Auburn-Opelika shines in the weather category, of course. Average daily high temperatures dip below 60 degrees only in December and January, and only barely then. With a burgeoning metropolitan area already filling up with all the industry, shopping and social amenities that big-city Atlanta offers (100 miles away), an education system that ranks among the top in the nation, and home prices that are nearly 25 percent below the national median, Auburn-Opelika has become the fastest growing region in the state and the fastest growing golf metro area in the country. (It has quadrupled its golf supply in the last 10 years with two new semi-private courses, but wasn't on our list in 2002, the last time Golf Digest ranked the best cities for golf in America.)
As longtime golfer, lifelong Auburn resident, president and CEO of AuburnBank Bob Dumas puts it, "Would I say this is a golf town now? Most definitely. We're a little spoiled, and we want it to stay that way."

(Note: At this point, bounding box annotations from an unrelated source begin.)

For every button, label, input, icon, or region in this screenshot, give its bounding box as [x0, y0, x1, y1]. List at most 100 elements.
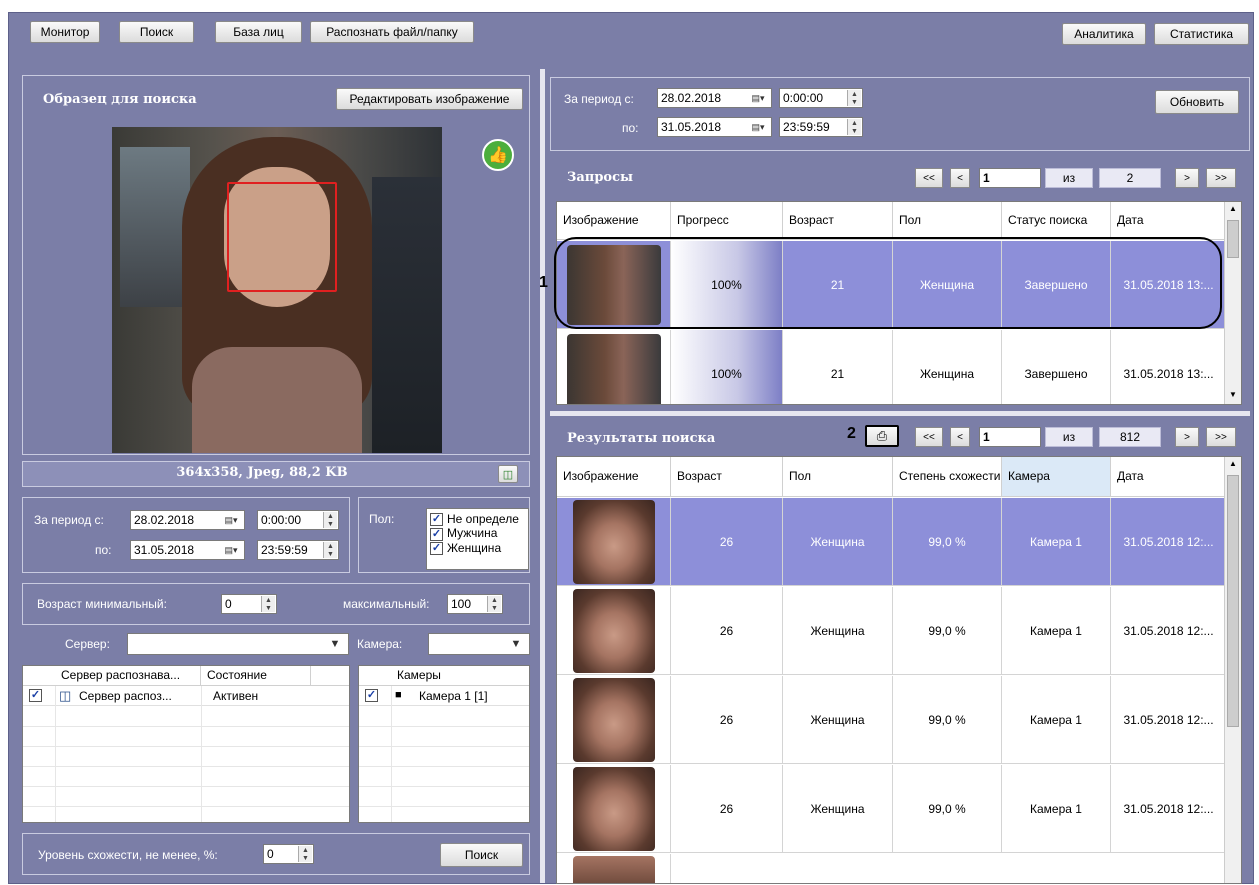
table-row[interactable]: ✓ ■ Камера 1 [1]	[359, 686, 529, 706]
results-header: Изображение Возраст Пол Степень схожести…	[557, 457, 1226, 497]
spin-icon[interactable]: ▲ ▼	[323, 512, 337, 528]
servers-col-state[interactable]: Состояние	[201, 666, 311, 685]
gender-option-female[interactable]: ✓ Женщина	[430, 541, 528, 555]
requests-header: Изображение Прогресс Возраст Пол Статус …	[557, 202, 1226, 240]
requests-first-page[interactable]: <<	[915, 168, 943, 188]
face-db-button[interactable]: База лиц	[215, 21, 302, 43]
left-to-date[interactable]: 31.05.2018 ▤▾	[130, 540, 245, 560]
calendar-icon[interactable]: ▤▾	[745, 89, 771, 107]
results-first-page[interactable]: <<	[915, 427, 943, 447]
results-last-page[interactable]: >>	[1206, 427, 1236, 447]
chevron-down-icon[interactable]: ▼	[322, 634, 348, 654]
chevron-down-icon[interactable]: ▼	[503, 634, 529, 654]
results-next-page[interactable]: >	[1175, 427, 1199, 447]
camera-select[interactable]: ▼	[428, 633, 530, 655]
edit-image-button[interactable]: Редактировать изображение	[336, 88, 523, 110]
gender-option-male[interactable]: ✓ Мужчина	[430, 526, 528, 541]
servers-header: Сервер распознава... Состояние	[23, 666, 349, 686]
requests-scrollbar[interactable]: ▲ ▼	[1224, 202, 1241, 404]
spin-icon[interactable]: ▲ ▼	[847, 90, 861, 106]
servers-col-name[interactable]: Сервер распознава...	[55, 666, 201, 685]
left-from-time[interactable]: 0:00:00 ▲ ▼	[257, 510, 339, 530]
col-status[interactable]: Статус поиска	[1002, 202, 1111, 239]
row-image-cell	[557, 587, 671, 674]
scroll-down-icon[interactable]: ▼	[1227, 390, 1239, 402]
spin-icon[interactable]: ▲ ▼	[487, 596, 501, 612]
requests-next-page[interactable]: >	[1175, 168, 1199, 188]
right-to-date[interactable]: 31.05.2018 ▤▾	[657, 117, 772, 137]
col-gender[interactable]: Пол	[893, 202, 1002, 239]
col-age[interactable]: Возраст	[783, 202, 893, 239]
spin-icon[interactable]: ▲ ▼	[261, 596, 275, 612]
checkbox[interactable]: ✓	[430, 527, 443, 541]
results-scrollbar[interactable]: ▲	[1224, 457, 1241, 883]
scroll-up-icon[interactable]: ▲	[1227, 459, 1239, 471]
spin-icon[interactable]: ▲ ▼	[298, 846, 312, 862]
cameras-col[interactable]: Камеры	[391, 666, 529, 685]
scroll-up-icon[interactable]: ▲	[1227, 204, 1239, 216]
table-row[interactable]: 26 Женщина 99,0 % Камера 1 31.05.2018 12…	[557, 498, 1226, 586]
statistics-button[interactable]: Статистика	[1154, 23, 1249, 45]
checkbox[interactable]: ✓	[29, 689, 42, 702]
col-gender[interactable]: Пол	[783, 457, 893, 496]
similarity-cell: 99,0 %	[893, 676, 1002, 763]
col-image[interactable]: Изображение	[557, 457, 671, 496]
calendar-icon[interactable]: ▤▾	[218, 511, 244, 529]
monitor-button[interactable]: Монитор	[30, 21, 100, 43]
gender-option-unknown[interactable]: ✓ Не определе	[430, 512, 528, 527]
table-row[interactable]: ✓ ◫ Сервер распоз... Активен	[23, 686, 349, 706]
results-prev-page[interactable]: <	[950, 427, 970, 447]
table-row[interactable]: 26 Женщина 99,0 % Камера 1 31.05.2018 12…	[557, 765, 1226, 853]
requests-page-input[interactable]: 1	[979, 168, 1041, 188]
left-from-date[interactable]: 28.02.2018 ▤▾	[130, 510, 245, 530]
save-image-icon[interactable]: ◫	[498, 465, 518, 483]
search-tab-button[interactable]: Поиск	[119, 21, 194, 43]
search-button[interactable]: Поиск	[440, 843, 523, 867]
col-camera[interactable]: Камера	[1002, 457, 1111, 496]
spin-icon[interactable]: ▲ ▼	[847, 119, 861, 135]
similarity-cell: 99,0 %	[893, 765, 1002, 852]
spin-icon[interactable]: ▲ ▼	[323, 542, 337, 558]
right-from-time[interactable]: 0:00:00 ▲ ▼	[779, 88, 863, 108]
left-to-time[interactable]: 23:59:59 ▲ ▼	[257, 540, 339, 560]
right-from-date[interactable]: 28.02.2018 ▤▾	[657, 88, 772, 108]
col-similarity[interactable]: Степень схожести	[893, 457, 1002, 496]
callout-1: 1	[539, 274, 548, 291]
refresh-button[interactable]: Обновить	[1155, 90, 1239, 114]
servers-table: Сервер распознава... Состояние ✓ ◫ Серве…	[22, 665, 350, 823]
requests-of-label: из	[1045, 168, 1093, 188]
similarity-input[interactable]: 0 ▲ ▼	[263, 844, 314, 864]
requests-last-page[interactable]: >>	[1206, 168, 1236, 188]
scroll-thumb[interactable]	[1227, 475, 1239, 727]
server-select[interactable]: ▼	[127, 633, 349, 655]
checkbox[interactable]: ✓	[430, 513, 443, 527]
table-row[interactable]	[557, 854, 1226, 883]
col-image[interactable]: Изображение	[557, 202, 671, 239]
recognize-file-button[interactable]: Распознать файл/папку	[310, 21, 474, 43]
col-progress[interactable]: Прогресс	[671, 202, 783, 239]
scroll-thumb[interactable]	[1227, 220, 1239, 258]
right-to-time[interactable]: 23:59:59 ▲ ▼	[779, 117, 863, 137]
col-date[interactable]: Дата	[1111, 202, 1226, 239]
analytics-button[interactable]: Аналитика	[1062, 23, 1146, 45]
thumbnail	[573, 500, 655, 584]
print-icon[interactable]: ⎙	[865, 425, 899, 447]
checkbox[interactable]: ✓	[430, 541, 443, 555]
table-row[interactable]: 26 Женщина 99,0 % Камера 1 31.05.2018 12…	[557, 587, 1226, 675]
checkbox[interactable]: ✓	[365, 689, 378, 702]
age-cell: 21	[783, 330, 893, 404]
table-row[interactable]: 100% 21 Женщина Завершено 31.05.2018 13:…	[557, 330, 1226, 404]
requests-prev-page[interactable]: <	[950, 168, 970, 188]
splitter[interactable]	[540, 69, 545, 883]
calendar-icon[interactable]: ▤▾	[218, 541, 244, 559]
h-splitter[interactable]	[550, 411, 1250, 416]
results-page-input[interactable]: 1	[979, 427, 1041, 447]
cameras-header: Камеры	[359, 666, 529, 686]
col-date[interactable]: Дата	[1111, 457, 1226, 496]
age-max-input[interactable]: 100 ▲ ▼	[447, 594, 503, 614]
age-min-input[interactable]: 0 ▲ ▼	[221, 594, 277, 614]
calendar-icon[interactable]: ▤▾	[745, 118, 771, 136]
col-age[interactable]: Возраст	[671, 457, 783, 496]
callout-1-frame	[554, 237, 1222, 329]
table-row[interactable]: 26 Женщина 99,0 % Камера 1 31.05.2018 12…	[557, 676, 1226, 764]
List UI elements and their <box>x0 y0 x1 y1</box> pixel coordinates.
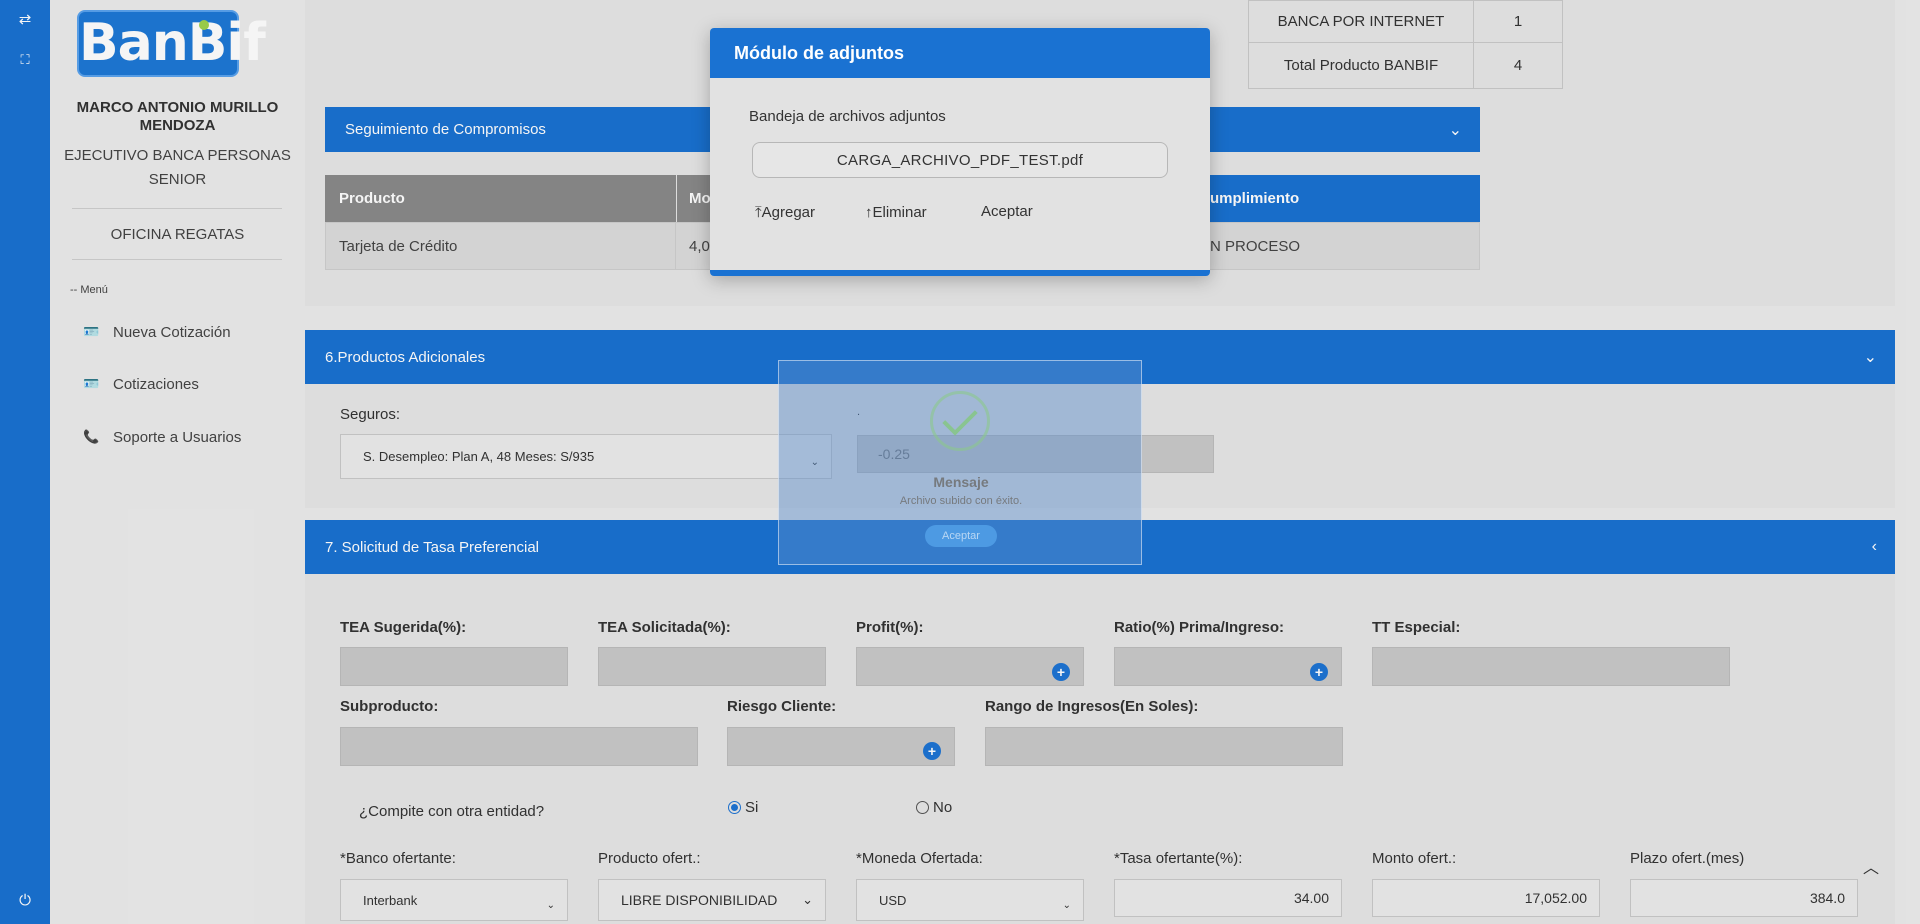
modal-subtitle: Bandeja de archivos adjuntos <box>749 108 946 125</box>
modal-footer-bar <box>710 270 1210 276</box>
attachments-modal: Módulo de adjuntos Bandeja de archivos a… <box>710 28 1210 276</box>
delete-button[interactable]: ↑Eliminar <box>865 204 927 221</box>
upload-icon: ⤒ <box>755 204 762 221</box>
checkmark-icon <box>930 391 990 451</box>
toast-title: Mensaje <box>933 474 989 490</box>
success-toast: Mensaje Archivo subido con éxito. Acepta… <box>778 360 1142 565</box>
toast-message: Archivo subido con éxito. <box>899 495 1023 507</box>
modal-title: Módulo de adjuntos <box>710 28 1210 78</box>
arrow-up-icon: ↑ <box>865 204 873 221</box>
attached-file[interactable]: CARGA_ARCHIVO_PDF_TEST.pdf <box>752 142 1168 178</box>
add-button[interactable]: ⤒Agregar <box>755 204 815 221</box>
toast-accept-button[interactable]: Aceptar <box>925 525 997 547</box>
accept-button[interactable]: Aceptar <box>981 203 1033 220</box>
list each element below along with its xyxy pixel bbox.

Still, for all its rapid growth, Auburn and Opelika remain true to their small-town birthright. It's still the kind of place where they'll make you the best-tasting fresh-squeezed lemonade on the planet one glass at a time, like they do at Toomer's Drugs. It's still the kind of place where a family says grace before digging into their biscuits and gravy at Chappy's Deli, and it's still the kind of place where when a stranger walks into the Winn-Dixie looking lost, four people will come up and ask him if he needs some help, and only three of them will be employees. Those intangibles don't exactly factor into our survey, but they ensure that we've selected a worthy winner.